There’s been rumours flying around since SpinVox first surfaced that the clever technology that recognises speech and turns it into a pretty text wasn’t as smart as the company claimed it was. As their website says:
“So D2’s pretty smart. It’s bound to be, as D2’s a combination of artificial intelligence, voice recognition and natural linguistics. But it also knows what it doesn’t know and is able to call on human experts for assistance”
But how often are these ‘human experts’ called? And who are they?
Rory Cellan-Jones, the BBC’s Technology Correspondent, has done a little digging – and come up with some shocking facts (link).
Claims have been made to the BBC that the majority of messages are manually transcribed by low paid staff in battery farmed call centres in South Africa and the Philippines.
And former call centre worker Mohammed Mustafa told the BBC “The machine doesn’t understand anything. You have to start typing when you hear the message.”
SpinVox have declined to tell the BBC how many messages are manually transcribed, claiming that information is ‘highly confidential and sensitive data’.
So do SpinVox treat your voice messages as ‘highly confidential and sensitive?’ Apparently not. The BBC took a look through SpinVox’s registration information under the Data Protection Act, and found the company claims it doesn’t transfer any data outside the European Economic Area. Which is fine, because obviously South Africa and the Philippines had a meeting overnight when I wasn’t looking and suddenly became part of Europe.. didn’t they?
Meanwhile, there’s the whole question over money. Where precisely has all that investment – the BBC claims over £120m – gone? Apparently not on voice recognition technology. That leads on to another question – if its mostly gone on paying for transcriptions at call centres, then surely the business model just doesn’t add up? If the cost of an agent transcribing a message in a call centre is more expensive than the cost SpinVox charges to the customer, then what’s the point?
And whilst we’re on the subject of money, The Register reported last week that SpinVox had asked employees to take share options instead of wages.

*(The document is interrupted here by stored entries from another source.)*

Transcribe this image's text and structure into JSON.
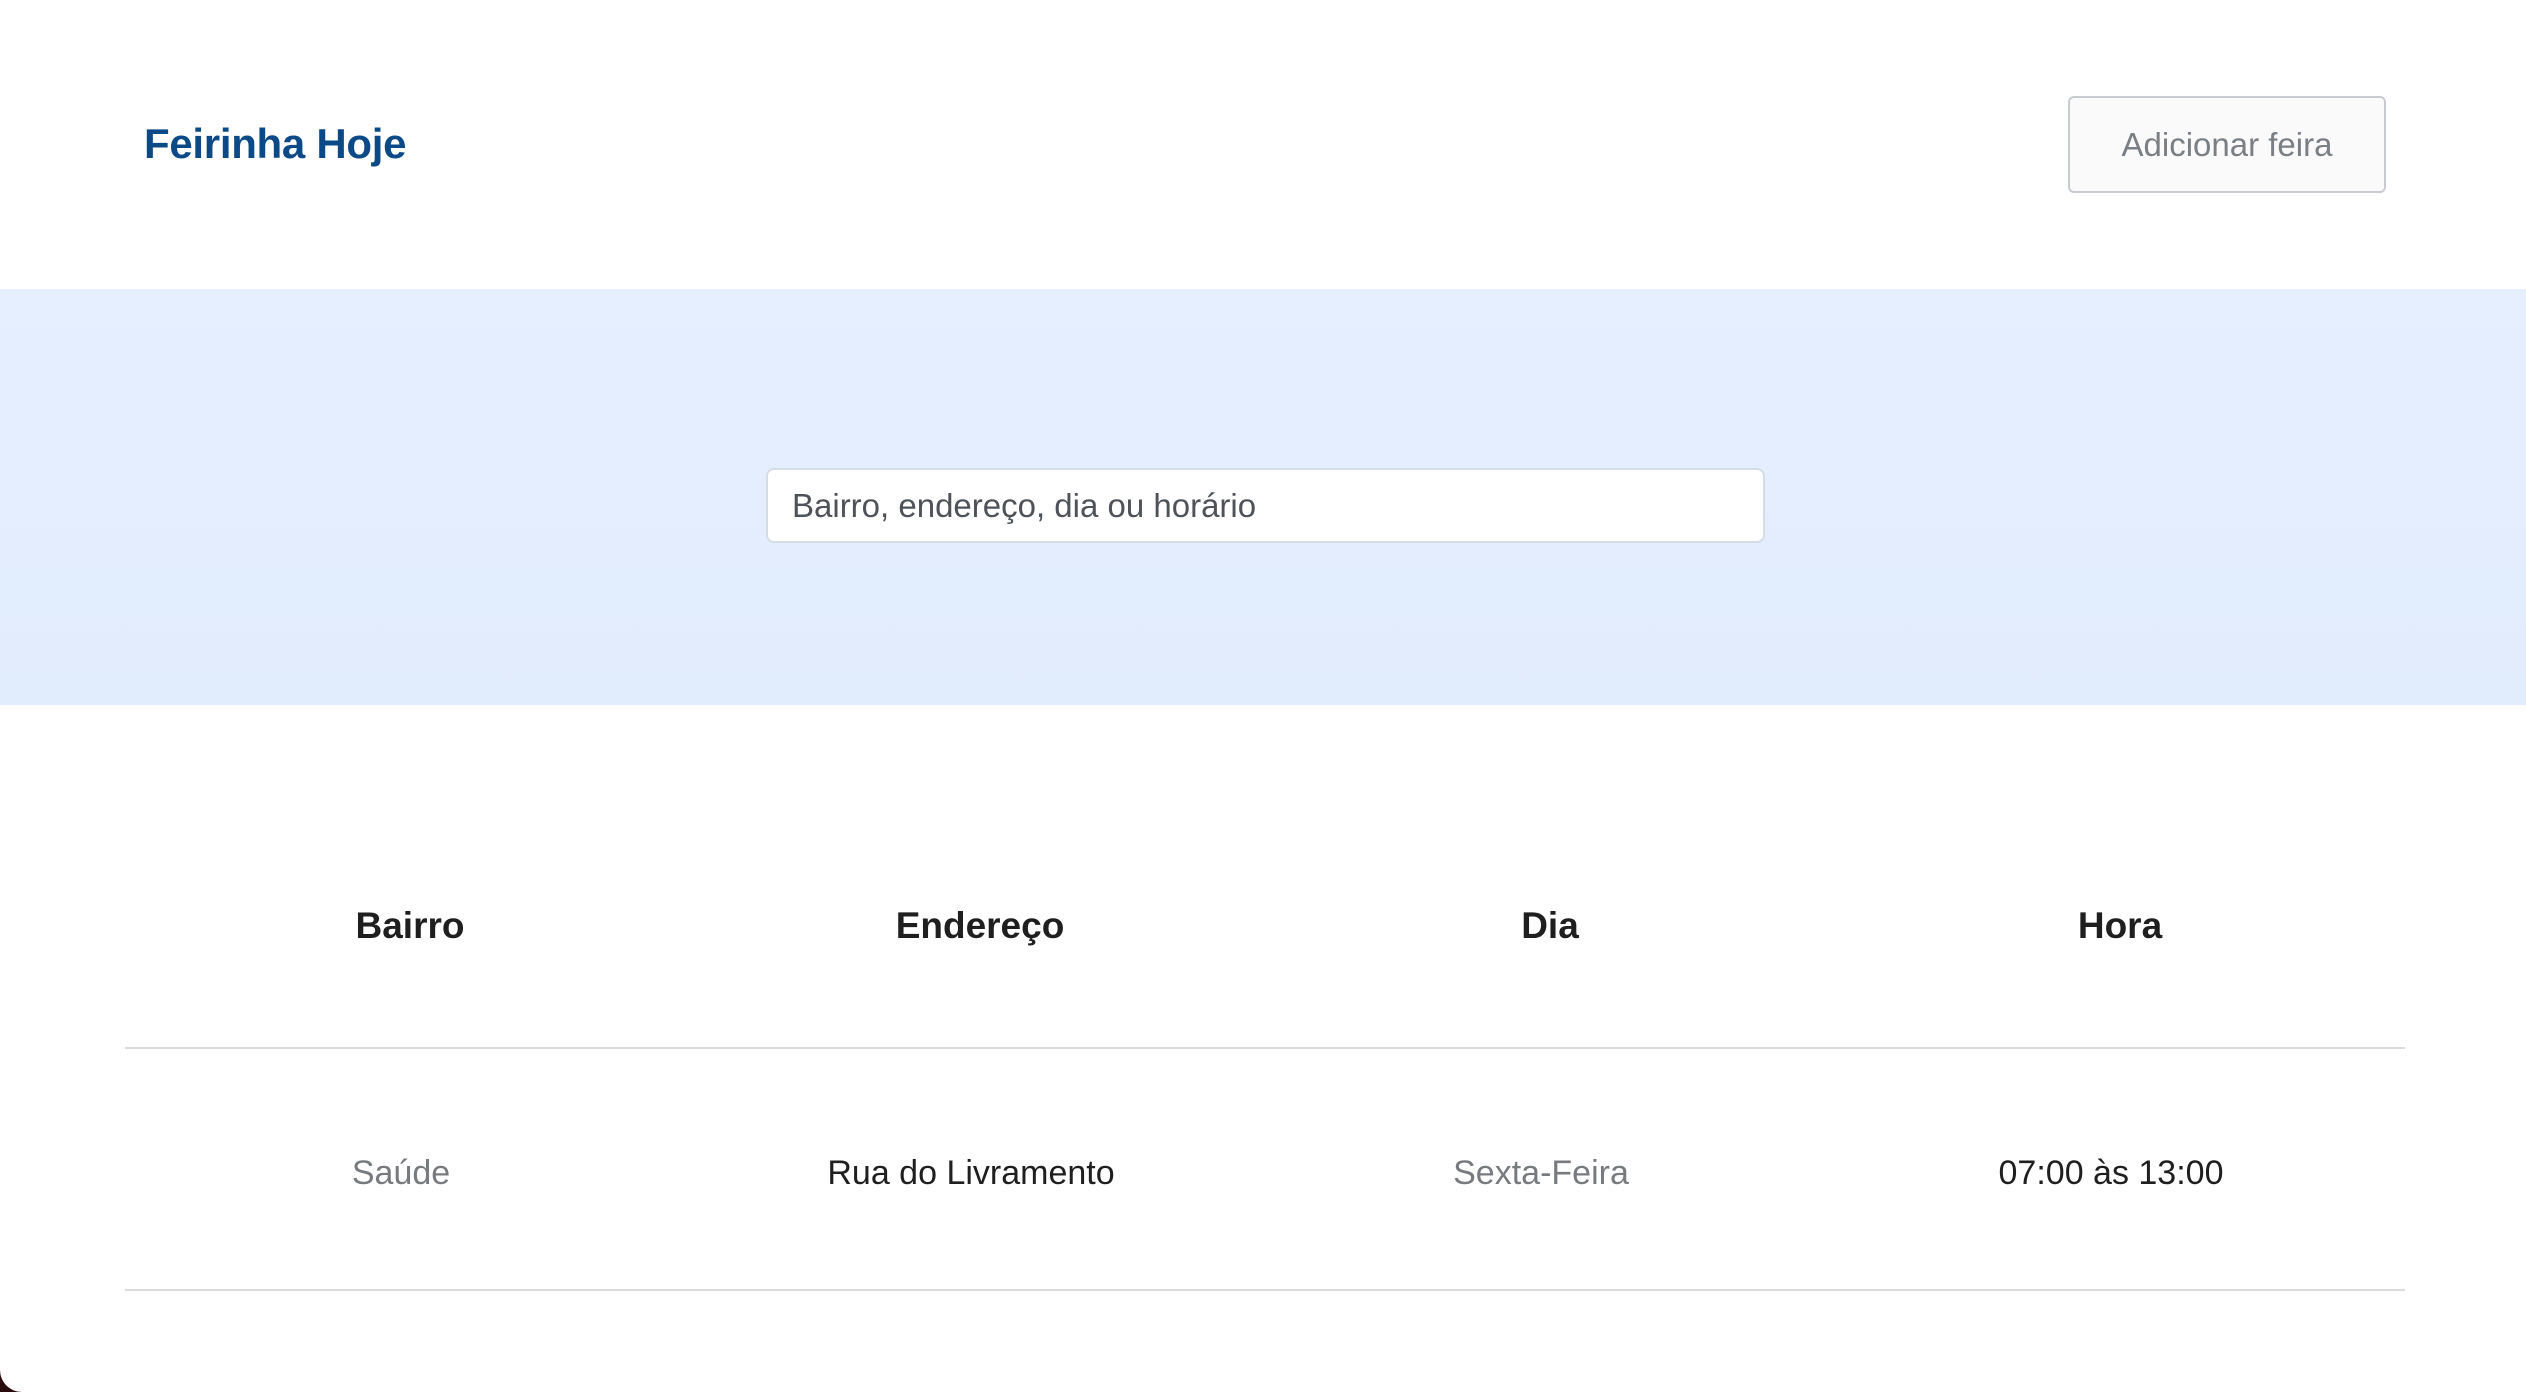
{
  "header": {
    "brand": "Feirinha Hoje",
    "add_button_label": "Adicionar feira"
  },
  "search": {
    "placeholder": "Bairro, endereço, dia ou horário",
    "value": ""
  },
  "table": {
    "columns": [
      "Bairro",
      "Endereço",
      "Dia",
      "Hora"
    ],
    "rows": [
      [
        "Saúde",
        "Rua do Livramento",
        "Sexta-Feira",
        "07:00 às 13:00"
      ]
    ]
  },
  "colors": {
    "brand": "#0b4a86",
    "search_band": "#e4eefe",
    "muted_text": "#777b80"
  }
}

The BBC has a quote from ISP ANLX – who host some of SpinVox’s servers – saying that they’ve removed SpinVox’s access as they haven’t paid the bills. Plus there’s also rumours floating around that ex MIR contributor James Whatley – who heads up “Digital & Social Media” and is seen by many as the ‘voice’ of SpinVox on various social media sites – is no longer employed by the company on a full time basis.

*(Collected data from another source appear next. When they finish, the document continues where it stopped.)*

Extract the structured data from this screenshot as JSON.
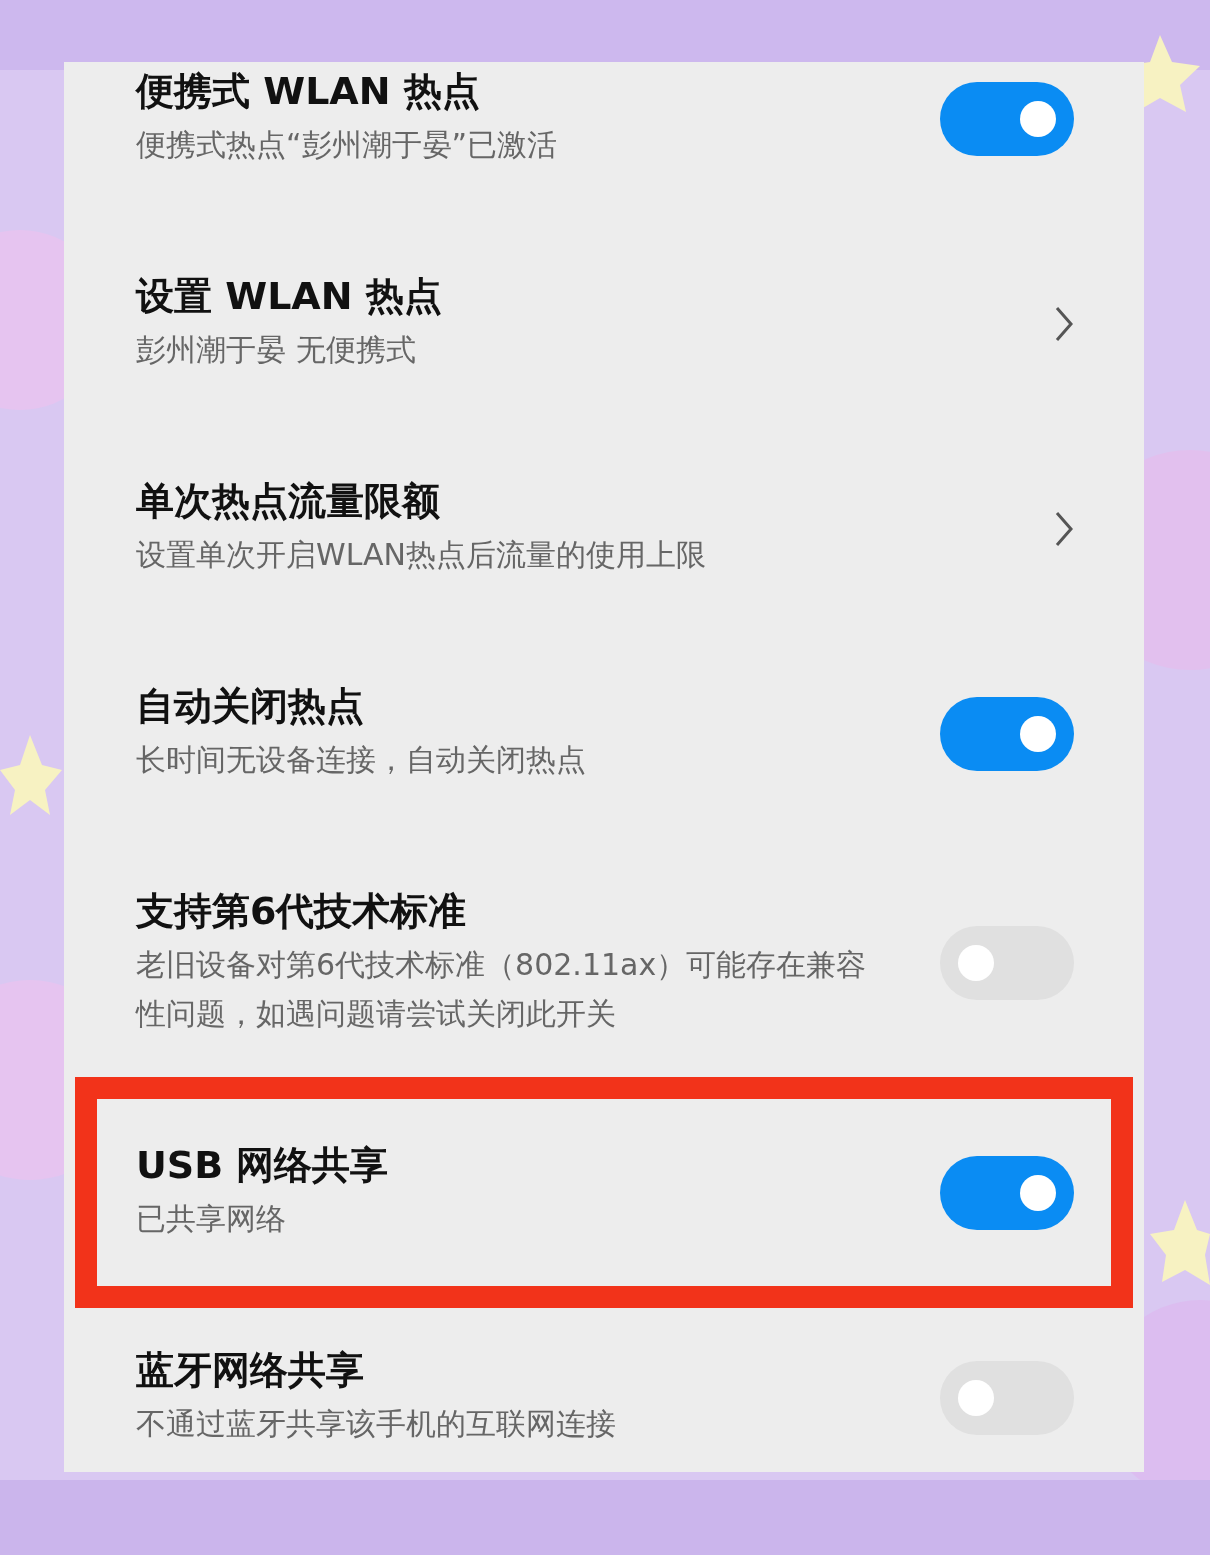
{
  "settings": [
    {
      "kind": "toggle",
      "title": "便携式 WLAN 热点",
      "subtitle": "便携式热点“彭州潮于晏”已激活",
      "on": true,
      "highlighted": false
    },
    {
      "kind": "link",
      "title": "设置 WLAN 热点",
      "subtitle": "彭州潮于晏 无便携式",
      "highlighted": false
    },
    {
      "kind": "link",
      "title": "单次热点流量限额",
      "subtitle": "设置单次开启WLAN热点后流量的使用上限",
      "highlighted": false
    },
    {
      "kind": "toggle",
      "title": "自动关闭热点",
      "subtitle": "长时间无设备连接，自动关闭热点",
      "on": true,
      "highlighted": false
    },
    {
      "kind": "toggle",
      "title": "支持第6代技术标准",
      "subtitle": "老旧设备对第6代技术标准（802.11ax）可能存在兼容性问题，如遇问题请尝试关闭此开关",
      "on": false,
      "highlighted": false
    },
    {
      "kind": "toggle",
      "title": "USB 网络共享",
      "subtitle": "已共享网络",
      "on": true,
      "highlighted": true
    },
    {
      "kind": "toggle",
      "title": "蓝牙网络共享",
      "subtitle": "不通过蓝牙共享该手机的互联网连接",
      "on": false,
      "highlighted": false
    }
  ]
}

Now to balance things up a bit. I quite like SpinVox – I’ve used it on and off for a number of years. It sort of does what it says on the tin – the accuracy is sometimes horrendous (Guinness came out as ‘Gurmish’ once) and I’ve had to dial in occasionally to actually listen to the message. Did it save me time listening to voicemails? Yes. Was I aware that they used humans? Yup. Did I mind? No, but I assumed – probably like everyone else – that it wasn’t one big battery farming dictation operation with apparently not a single bit of technology involved.
I’m going to cancel my subscription to SpinVox today – and I’m sure other people will be. Something just doesn’t feel right here. I feel like we – as the mobile industry – have been misled about just how wonderful and technologically advanced the service really was. And if I was an investor specialising in funding hi-tech ventures, right now I’d be on the phone to my lawyers clarifying what I’d really invested in.